Presented in partnership with The Believer Festival, Literary Arts, and The Loft's WordPlay, Salman Rushdie will appear live on Crowdcast. Join us at: https://www.crowdcast.io/e/quichotte
Inspired by the Cervantes classic, Sam DuChamp, mediocre writer of spy thrillers, creates Quichotte, a courtly, addled salesman obsessed with television who falls in impossible love with a TV star. Together with his (imaginary) son Sancho, Quichotte sets off on a picaresque quest across America to prove worthy of her hand, gallantly braving the tragicomic perils of an age where “Anything-Can-Happen.” Meanwhile, his creator, in a midlife crisis, has equally urgent challenges of his own. Just as Cervantes wrote Don Quixote to satirize the culture of his time, Rushdie takes the reader on a wild ride through a country on the verge of moral and spiritual collapse. And with the kind of storytelling magic that is the hallmark of Rushdie’s work, the fully realized lives of DuChamp and Quichotte intertwine in a profoundly human quest for love and a wickedly entertaining portrait of an age in which fact is so often indiscernible from fiction.

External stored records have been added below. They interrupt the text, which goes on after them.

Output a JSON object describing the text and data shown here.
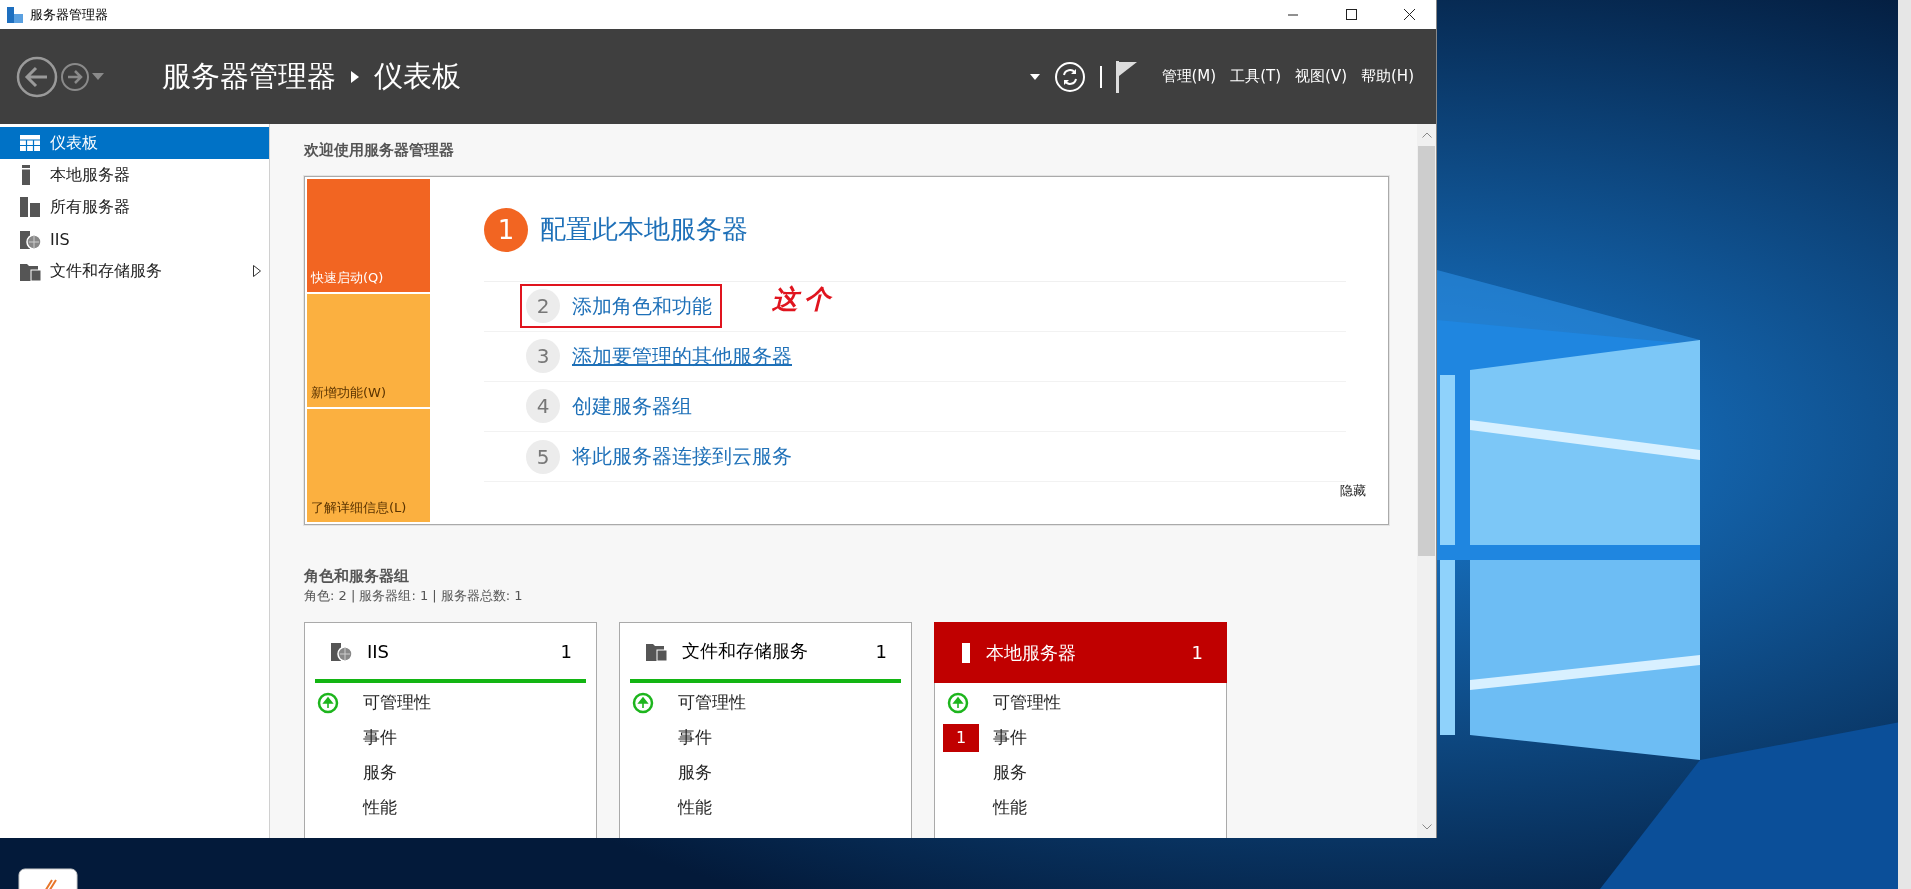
{
  "window": {
    "title": "服务器管理器"
  },
  "header": {
    "breadcrumb": [
      "服务器管理器",
      "仪表板"
    ],
    "menus": [
      "管理(M)",
      "工具(T)",
      "视图(V)",
      "帮助(H)"
    ]
  },
  "sidebar": {
    "items": [
      {
        "label": "仪表板",
        "kind": "dashboard",
        "selected": true,
        "has_children": false
      },
      {
        "label": "本地服务器",
        "kind": "server",
        "selected": false,
        "has_children": false
      },
      {
        "label": "所有服务器",
        "kind": "servers",
        "selected": false,
        "has_children": false
      },
      {
        "label": "IIS",
        "kind": "iis",
        "selected": false,
        "has_children": false
      },
      {
        "label": "文件和存储服务",
        "kind": "files",
        "selected": false,
        "has_children": true
      }
    ]
  },
  "welcome": {
    "heading": "欢迎使用服务器管理器",
    "tiles": [
      {
        "label": "快速启动(Q)",
        "selected": true
      },
      {
        "label": "新增功能(W)",
        "selected": false
      },
      {
        "label": "了解详细信息(L)",
        "selected": false
      }
    ],
    "step": {
      "number": "1",
      "title": "配置此本地服务器"
    },
    "tasks": [
      {
        "number": "2",
        "label": "添加角色和功能",
        "highlighted": true,
        "hovered": false
      },
      {
        "number": "3",
        "label": "添加要管理的其他服务器",
        "highlighted": false,
        "hovered": true
      },
      {
        "number": "4",
        "label": "创建服务器组",
        "highlighted": false,
        "hovered": false
      },
      {
        "number": "5",
        "label": "将此服务器连接到云服务",
        "highlighted": false,
        "hovered": false
      }
    ],
    "annotation": "这个",
    "hide": "隐藏"
  },
  "roles": {
    "heading": "角色和服务器组",
    "summary": "角色: 2 | 服务器组: 1 | 服务器总数: 1",
    "tiles": [
      {
        "name": "IIS",
        "kind": "iis",
        "count": "1",
        "alert": false,
        "rows": [
          {
            "label": "可管理性",
            "healthy": true
          },
          {
            "label": "事件"
          },
          {
            "label": "服务"
          },
          {
            "label": "性能"
          }
        ]
      },
      {
        "name": "文件和存储服务",
        "kind": "files",
        "count": "1",
        "alert": false,
        "rows": [
          {
            "label": "可管理性",
            "healthy": true
          },
          {
            "label": "事件"
          },
          {
            "label": "服务"
          },
          {
            "label": "性能"
          }
        ]
      },
      {
        "name": "本地服务器",
        "kind": "server",
        "count": "1",
        "alert": true,
        "rows": [
          {
            "label": "可管理性",
            "healthy": true
          },
          {
            "label": "事件",
            "badge": "1"
          },
          {
            "label": "服务"
          },
          {
            "label": "性能"
          }
        ]
      }
    ]
  }
}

Salman Rushdie is the author of thirteen previous novels—Grimus, Midnight’s Children (for which he won the Booker Prize and the Best of the Booker), Shame, The Satanic Verses, Haroun and the Sea of Stories, The Moor’s Last Sigh, The Ground Beneath Her Feet, Fury, Shalimar the Clown, The Enchantress of Florence, Luka and the Fire of Life, Two Years Eight Months and Twenty-Eight Nights, and The Golden House—and one collection of short stories: East, West. He has also published four works of nonfiction—Joseph Anton, The Jaguar Smile, Imaginary Homelands, and Step Across This Line—and coedited two anthologies, Mirrorwork and Best American Short Stories 2008. He is a member of the American Academy of Arts and Letters and a Distinguished Writer in Residence at New York University. A former president of PEN American Center, Rushdie was knighted in 2007 for services to literature.